I really needed to hear this tonight. Thank you! Delightful, refreshing, touching, real, honest …Thank you!
The War of Art. Read it:)
I’ll read your book!
Lovely piece. I admire your courage.
Love the writing and you Seth. Feels great to know that other writers have the same feelings. Phew. Yummy work.
Soak up the weird beauty of the smog-fueled sunsets. Relish the wildlife and the wild life. I miss L.A. So much right now
Keep up the writing. Better get crackin’ summers almost over, it’s already July 18th. Also, have you ever heard of underearners anonymous? (google it) it’s a 12 step group for people who do not earn enough money.
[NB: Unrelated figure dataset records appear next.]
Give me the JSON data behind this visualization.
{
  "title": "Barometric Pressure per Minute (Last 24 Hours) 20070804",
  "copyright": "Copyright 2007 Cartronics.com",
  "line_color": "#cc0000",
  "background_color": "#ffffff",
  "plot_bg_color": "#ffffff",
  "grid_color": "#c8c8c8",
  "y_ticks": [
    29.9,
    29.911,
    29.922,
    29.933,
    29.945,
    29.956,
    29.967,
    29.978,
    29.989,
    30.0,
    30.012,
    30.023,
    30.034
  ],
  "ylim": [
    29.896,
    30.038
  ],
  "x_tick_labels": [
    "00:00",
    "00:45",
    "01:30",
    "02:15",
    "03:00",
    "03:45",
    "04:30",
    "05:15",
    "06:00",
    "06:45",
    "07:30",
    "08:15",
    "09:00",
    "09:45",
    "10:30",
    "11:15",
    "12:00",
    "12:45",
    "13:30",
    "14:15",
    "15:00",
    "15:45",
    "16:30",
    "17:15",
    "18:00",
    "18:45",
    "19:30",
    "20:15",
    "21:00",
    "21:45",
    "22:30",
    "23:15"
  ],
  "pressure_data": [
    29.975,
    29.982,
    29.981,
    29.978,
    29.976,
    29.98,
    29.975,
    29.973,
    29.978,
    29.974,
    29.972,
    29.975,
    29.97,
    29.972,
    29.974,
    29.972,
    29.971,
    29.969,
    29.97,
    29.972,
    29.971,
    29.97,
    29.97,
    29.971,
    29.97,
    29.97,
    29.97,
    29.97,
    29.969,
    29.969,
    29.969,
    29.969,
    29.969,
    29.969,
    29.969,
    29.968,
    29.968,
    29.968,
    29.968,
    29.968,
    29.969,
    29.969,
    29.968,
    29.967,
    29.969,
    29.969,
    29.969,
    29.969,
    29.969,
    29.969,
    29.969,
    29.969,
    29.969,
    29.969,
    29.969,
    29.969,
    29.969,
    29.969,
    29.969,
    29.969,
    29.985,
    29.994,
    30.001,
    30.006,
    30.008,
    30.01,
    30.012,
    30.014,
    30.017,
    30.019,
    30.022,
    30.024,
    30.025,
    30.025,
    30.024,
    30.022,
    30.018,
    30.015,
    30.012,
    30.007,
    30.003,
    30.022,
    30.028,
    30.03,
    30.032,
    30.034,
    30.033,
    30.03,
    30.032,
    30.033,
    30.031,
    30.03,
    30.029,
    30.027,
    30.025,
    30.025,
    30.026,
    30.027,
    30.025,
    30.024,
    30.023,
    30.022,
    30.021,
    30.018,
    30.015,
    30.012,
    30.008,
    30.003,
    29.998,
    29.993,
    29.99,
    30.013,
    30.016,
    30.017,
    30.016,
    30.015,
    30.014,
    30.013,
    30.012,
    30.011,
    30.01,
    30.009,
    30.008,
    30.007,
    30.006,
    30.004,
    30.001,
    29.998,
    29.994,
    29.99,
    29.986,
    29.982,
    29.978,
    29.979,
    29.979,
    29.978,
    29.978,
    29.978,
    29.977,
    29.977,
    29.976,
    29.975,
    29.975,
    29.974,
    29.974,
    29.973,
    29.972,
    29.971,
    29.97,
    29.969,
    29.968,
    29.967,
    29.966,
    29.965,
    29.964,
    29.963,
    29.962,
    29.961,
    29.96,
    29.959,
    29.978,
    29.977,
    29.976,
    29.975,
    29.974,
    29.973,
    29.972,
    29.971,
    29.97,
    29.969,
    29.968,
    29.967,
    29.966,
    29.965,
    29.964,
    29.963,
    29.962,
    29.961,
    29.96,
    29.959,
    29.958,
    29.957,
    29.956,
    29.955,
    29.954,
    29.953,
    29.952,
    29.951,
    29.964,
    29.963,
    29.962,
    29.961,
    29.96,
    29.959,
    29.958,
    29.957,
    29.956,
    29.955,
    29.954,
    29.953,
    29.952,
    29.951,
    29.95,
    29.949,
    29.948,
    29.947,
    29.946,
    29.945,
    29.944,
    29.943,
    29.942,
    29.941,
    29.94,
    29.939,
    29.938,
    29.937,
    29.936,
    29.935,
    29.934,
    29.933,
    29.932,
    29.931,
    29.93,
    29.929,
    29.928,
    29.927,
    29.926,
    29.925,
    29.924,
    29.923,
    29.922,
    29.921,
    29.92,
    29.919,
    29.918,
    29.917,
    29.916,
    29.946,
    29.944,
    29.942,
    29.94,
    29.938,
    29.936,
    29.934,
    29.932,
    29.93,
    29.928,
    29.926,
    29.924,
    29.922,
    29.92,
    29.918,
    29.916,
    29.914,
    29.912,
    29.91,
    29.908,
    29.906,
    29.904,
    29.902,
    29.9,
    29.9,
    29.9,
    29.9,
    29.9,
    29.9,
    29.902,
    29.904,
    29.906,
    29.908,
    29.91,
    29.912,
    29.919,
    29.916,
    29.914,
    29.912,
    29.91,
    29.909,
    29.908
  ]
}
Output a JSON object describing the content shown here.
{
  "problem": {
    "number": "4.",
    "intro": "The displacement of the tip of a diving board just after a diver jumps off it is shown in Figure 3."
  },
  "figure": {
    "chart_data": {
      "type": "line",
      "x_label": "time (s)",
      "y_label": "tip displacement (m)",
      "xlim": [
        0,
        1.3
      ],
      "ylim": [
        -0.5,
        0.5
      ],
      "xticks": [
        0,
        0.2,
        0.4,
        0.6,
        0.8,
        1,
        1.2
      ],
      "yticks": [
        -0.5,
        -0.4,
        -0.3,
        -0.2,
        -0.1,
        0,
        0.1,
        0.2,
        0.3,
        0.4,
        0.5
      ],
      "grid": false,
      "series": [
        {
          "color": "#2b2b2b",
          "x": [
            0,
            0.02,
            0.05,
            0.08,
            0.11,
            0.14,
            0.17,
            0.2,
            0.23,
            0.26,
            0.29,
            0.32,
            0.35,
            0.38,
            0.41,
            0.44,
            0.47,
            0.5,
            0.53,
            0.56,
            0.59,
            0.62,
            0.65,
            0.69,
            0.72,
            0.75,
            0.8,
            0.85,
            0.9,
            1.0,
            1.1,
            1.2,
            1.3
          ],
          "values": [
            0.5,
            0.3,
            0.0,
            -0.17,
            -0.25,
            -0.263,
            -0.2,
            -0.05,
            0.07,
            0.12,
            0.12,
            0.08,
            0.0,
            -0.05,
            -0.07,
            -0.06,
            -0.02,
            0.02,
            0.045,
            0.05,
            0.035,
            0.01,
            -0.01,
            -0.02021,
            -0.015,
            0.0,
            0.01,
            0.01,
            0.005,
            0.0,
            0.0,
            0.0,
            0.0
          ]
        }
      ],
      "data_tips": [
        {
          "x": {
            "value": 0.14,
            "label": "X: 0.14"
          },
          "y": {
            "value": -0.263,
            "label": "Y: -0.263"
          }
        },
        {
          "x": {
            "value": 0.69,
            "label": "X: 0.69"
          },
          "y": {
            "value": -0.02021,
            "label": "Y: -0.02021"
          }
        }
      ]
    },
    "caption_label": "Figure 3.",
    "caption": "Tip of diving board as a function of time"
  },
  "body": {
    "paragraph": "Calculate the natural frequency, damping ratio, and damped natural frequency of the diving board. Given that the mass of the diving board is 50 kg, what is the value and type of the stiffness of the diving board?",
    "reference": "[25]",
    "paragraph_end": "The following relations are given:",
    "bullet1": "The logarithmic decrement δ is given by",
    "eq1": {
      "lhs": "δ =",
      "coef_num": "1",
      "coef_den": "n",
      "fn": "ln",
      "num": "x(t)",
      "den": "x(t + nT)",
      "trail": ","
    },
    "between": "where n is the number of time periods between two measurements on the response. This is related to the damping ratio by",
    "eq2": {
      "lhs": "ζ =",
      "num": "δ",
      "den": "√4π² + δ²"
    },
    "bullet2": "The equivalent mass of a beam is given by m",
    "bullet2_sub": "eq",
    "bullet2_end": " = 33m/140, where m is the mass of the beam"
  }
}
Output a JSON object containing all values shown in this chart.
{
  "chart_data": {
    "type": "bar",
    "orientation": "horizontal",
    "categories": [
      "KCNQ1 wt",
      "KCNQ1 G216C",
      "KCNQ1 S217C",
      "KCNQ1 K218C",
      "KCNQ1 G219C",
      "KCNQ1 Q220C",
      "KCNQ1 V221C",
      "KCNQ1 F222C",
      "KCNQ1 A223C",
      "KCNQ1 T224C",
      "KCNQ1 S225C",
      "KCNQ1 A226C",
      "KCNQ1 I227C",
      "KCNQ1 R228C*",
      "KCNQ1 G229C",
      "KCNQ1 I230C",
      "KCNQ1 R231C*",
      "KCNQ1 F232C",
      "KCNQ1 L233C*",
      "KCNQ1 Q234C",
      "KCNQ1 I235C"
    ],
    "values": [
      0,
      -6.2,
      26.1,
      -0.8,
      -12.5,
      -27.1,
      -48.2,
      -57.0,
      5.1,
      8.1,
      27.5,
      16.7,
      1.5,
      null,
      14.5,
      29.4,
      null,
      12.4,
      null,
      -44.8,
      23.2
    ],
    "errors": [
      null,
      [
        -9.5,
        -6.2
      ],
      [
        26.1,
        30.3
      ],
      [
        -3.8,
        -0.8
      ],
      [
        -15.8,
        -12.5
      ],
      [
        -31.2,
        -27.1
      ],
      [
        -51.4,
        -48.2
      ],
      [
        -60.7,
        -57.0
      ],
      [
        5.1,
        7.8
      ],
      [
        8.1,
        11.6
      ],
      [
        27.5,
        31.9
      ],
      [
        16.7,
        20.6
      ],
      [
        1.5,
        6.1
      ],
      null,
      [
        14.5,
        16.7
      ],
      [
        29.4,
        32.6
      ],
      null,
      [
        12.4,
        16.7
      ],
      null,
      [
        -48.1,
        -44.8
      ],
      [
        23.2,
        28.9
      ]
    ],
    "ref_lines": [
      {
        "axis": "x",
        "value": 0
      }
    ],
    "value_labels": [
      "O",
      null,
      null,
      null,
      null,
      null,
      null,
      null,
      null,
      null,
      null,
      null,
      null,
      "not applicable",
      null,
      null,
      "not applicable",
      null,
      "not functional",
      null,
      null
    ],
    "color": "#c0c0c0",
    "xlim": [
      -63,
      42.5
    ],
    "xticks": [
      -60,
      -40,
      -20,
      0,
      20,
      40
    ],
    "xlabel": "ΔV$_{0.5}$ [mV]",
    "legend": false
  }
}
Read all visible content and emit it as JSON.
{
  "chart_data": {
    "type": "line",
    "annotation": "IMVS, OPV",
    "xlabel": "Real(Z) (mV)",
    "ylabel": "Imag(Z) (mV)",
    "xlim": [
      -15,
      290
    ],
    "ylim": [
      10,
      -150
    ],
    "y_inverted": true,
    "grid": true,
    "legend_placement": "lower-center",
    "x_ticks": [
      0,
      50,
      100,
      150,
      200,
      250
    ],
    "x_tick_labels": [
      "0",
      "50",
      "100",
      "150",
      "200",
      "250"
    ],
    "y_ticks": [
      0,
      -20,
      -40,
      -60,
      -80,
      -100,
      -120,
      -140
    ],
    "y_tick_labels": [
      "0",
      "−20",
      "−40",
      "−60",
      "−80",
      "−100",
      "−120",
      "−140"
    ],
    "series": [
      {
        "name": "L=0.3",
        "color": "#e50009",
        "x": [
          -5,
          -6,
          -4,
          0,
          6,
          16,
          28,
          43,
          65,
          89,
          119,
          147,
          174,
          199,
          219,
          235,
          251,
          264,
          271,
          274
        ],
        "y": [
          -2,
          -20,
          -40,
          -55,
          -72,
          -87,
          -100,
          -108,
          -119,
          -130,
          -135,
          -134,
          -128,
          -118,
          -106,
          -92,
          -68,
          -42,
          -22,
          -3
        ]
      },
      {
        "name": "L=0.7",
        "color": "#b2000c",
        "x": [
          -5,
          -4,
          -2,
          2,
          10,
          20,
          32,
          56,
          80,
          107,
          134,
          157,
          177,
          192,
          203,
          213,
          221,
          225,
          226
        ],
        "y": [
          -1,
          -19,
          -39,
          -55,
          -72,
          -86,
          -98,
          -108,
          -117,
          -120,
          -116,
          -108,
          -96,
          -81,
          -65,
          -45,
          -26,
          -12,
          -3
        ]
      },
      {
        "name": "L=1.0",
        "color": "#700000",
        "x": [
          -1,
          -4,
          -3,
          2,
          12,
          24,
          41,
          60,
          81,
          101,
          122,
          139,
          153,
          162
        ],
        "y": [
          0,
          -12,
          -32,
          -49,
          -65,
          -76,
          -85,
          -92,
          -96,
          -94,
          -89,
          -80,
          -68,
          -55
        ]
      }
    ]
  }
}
I have just started the program, they have lots of phone meetings to call in to. When you get a break from your writing you might check out their website, because your mention of fears surrounding employment, finishing/doing your writing, and not making enough money really sounds like the group might help you, if only at least to vent frustrations and talk with other people who share your pain/shame.
Great writing, Seth.
Bravo.
First of all, maybe there’s a connection b/w the museum boss being fired and her saying, “Find a new job. You can do better than this.” Just a thought 😛
I tricked the world into letting me work in my pajamas. Now I’m caught in my own trap, near-agoraphobic and utterly isolated.
Muahahahhahahaha… oh, wait…
Oh, Sethers. What a yummy treat to read. So proud of you.